Isolation and culture of 1 bone marrow mesenchymal stem cells
In order to establish an effective method of isolation and culture, in vitro, we used Percoll lymphocyte separation medium by discontinuous density gradient centrifugation method BMSCs, achieved in a relatively short time in vitro amplification and purification of bone marrow mesenchymal stem cells. Immunohistochemical detection of bone marrow mesenchymal stem cell surface antigen results show CD29 expression, CD44, CD90, CD106, the expression of CD34, CD45.
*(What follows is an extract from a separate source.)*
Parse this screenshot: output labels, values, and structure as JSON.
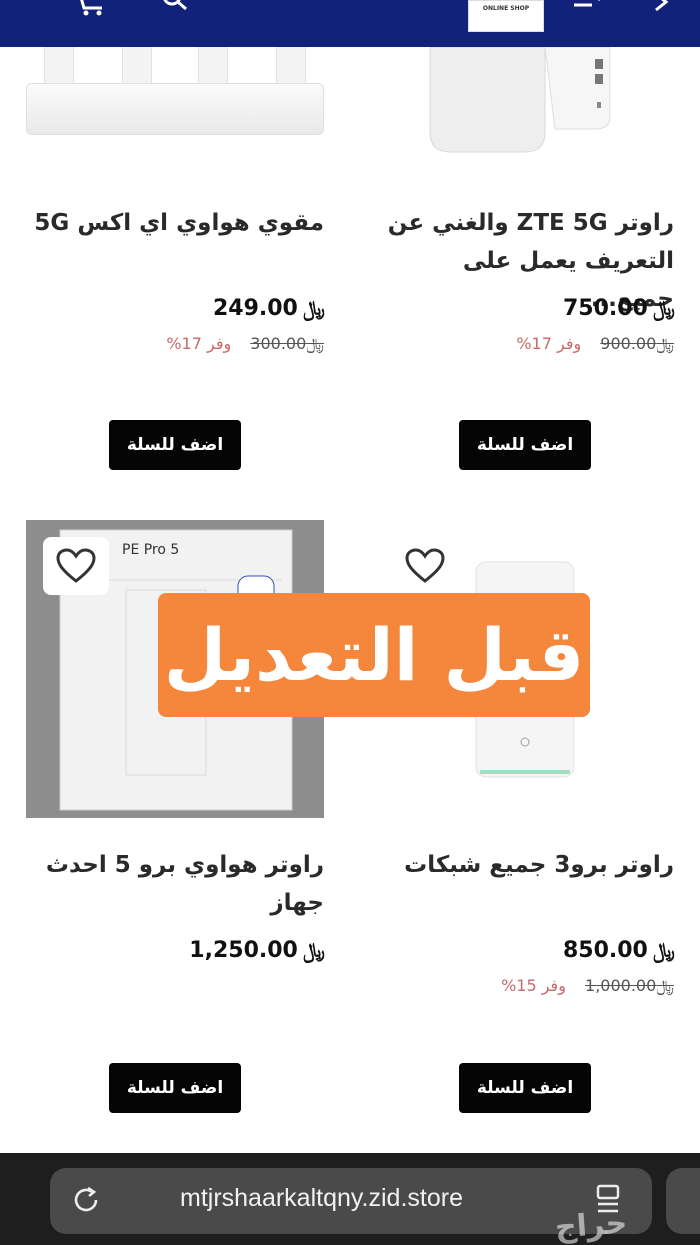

Biocompatibility of 2 nanoscale regenerated spider silk and bone marrow mesenchymal stem cells
In order to study the nano regenerated spider silk (SHSH) and bone marrow mesenchymal stem cells (BMSCs) compatibility between organisms, we will BMSCs cultured in SHSH and poly-L-lysine (PLL). The death of our reagent staining cultured in SHSH 24 h, 48 h, 72 h after BMSCs survival analysis; at the same time using BrdU as a marker to observe these cells in 0-24 h, 24-48 h and 48-72 h proliferation; directed by oil red O staining was used to detect the cell adipogenic differentiation ability. The results showed that SHSH and PLL as the common cell culture matrix can support the growth of BMSCs.BMSCs show normal adhesion on SHSH, spreading and growth behavior. After inoculation of 48 h, compared with PLL cells showed a lower proliferation rate; after restoration with the same PLL proliferation. After adipogenesis induction, BMSCs SHSH can differentiate into fat cells. These data suggest that SHSH and BM SCs has good biocompatibility and takes account of its excellent mechanical properties. SHSH will become a potential scaffold for tissue engineering and regenerative medicine.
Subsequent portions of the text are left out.